Minimum detectable effect size for main outcomes (accounting for sample
design and clustering)
Accounting for the study design (between-subject, no clustering), I calculate Minimum Detectable Effect Sizes (MDEs) at 80% power and a 5% significance level for each main outcome:
- Perception Study (Likert outcomes, scale 1–10): Assuming a standard deviation of 2 points (based on pilot data) and a sample of 400–500 respondents rating six headshots each (totaling ~2,400–3,000 ratings), the study is powered at 80% with a 5% significance level to detect a minimum difference of 0.25–0.30 points on a 10-point scale. This would capture moderate shifts in perceived traits like trustworthiness or employability due to oral health appearance.
- Correspondence Study (binary outcome – callback): Assuming a baseline callback rate of 10% and 5,000 applications equally split across control and treatment arms, the study is powered at 80% with a 5% significance level to detect a minimum decrease of 1.2 percentage points.

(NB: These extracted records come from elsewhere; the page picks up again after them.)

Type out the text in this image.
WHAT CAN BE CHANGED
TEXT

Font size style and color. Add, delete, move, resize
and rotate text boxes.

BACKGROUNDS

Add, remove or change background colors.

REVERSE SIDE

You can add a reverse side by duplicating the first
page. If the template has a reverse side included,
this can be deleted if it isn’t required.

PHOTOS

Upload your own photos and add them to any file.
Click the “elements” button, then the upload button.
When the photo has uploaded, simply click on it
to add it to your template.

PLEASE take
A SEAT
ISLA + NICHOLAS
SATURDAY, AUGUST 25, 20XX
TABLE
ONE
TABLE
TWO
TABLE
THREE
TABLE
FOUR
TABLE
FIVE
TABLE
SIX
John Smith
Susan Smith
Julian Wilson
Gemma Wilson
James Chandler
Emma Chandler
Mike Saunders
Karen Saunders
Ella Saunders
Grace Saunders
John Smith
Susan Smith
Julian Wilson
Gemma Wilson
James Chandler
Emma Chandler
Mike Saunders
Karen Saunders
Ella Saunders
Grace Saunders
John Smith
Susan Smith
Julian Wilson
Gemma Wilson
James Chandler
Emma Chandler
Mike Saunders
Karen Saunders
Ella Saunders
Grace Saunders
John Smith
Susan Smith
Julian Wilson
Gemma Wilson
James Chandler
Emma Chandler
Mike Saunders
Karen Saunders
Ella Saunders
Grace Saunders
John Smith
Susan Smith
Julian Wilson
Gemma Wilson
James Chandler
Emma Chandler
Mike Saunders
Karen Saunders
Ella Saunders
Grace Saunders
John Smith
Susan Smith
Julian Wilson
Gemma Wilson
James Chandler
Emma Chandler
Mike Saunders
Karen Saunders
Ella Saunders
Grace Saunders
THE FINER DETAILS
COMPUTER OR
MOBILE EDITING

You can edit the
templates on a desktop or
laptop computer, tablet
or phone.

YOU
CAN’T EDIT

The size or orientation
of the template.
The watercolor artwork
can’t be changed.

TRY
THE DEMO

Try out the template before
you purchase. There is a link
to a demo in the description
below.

This translates to detecting a reduction in callbacks from 10% to 8.8% or lower for resumes featuring poor oral health appearance.
- Employer Resume Rating Experiment (binary outcome – hiring decision): Assuming a baseline “yes” rate of 50% per resume and 300 to 400 HR respondents, each rating about 12 resumes (totaling 3,600 to 4,800 observations), the study is powered at 80% with a 5% significance level to detect a minimum effect size of approximately 5.5 to 6 percentage points. This corresponds to detecting a drop in hiring likelihood from 50% to 44%–45% for resumes with visible oral health issues.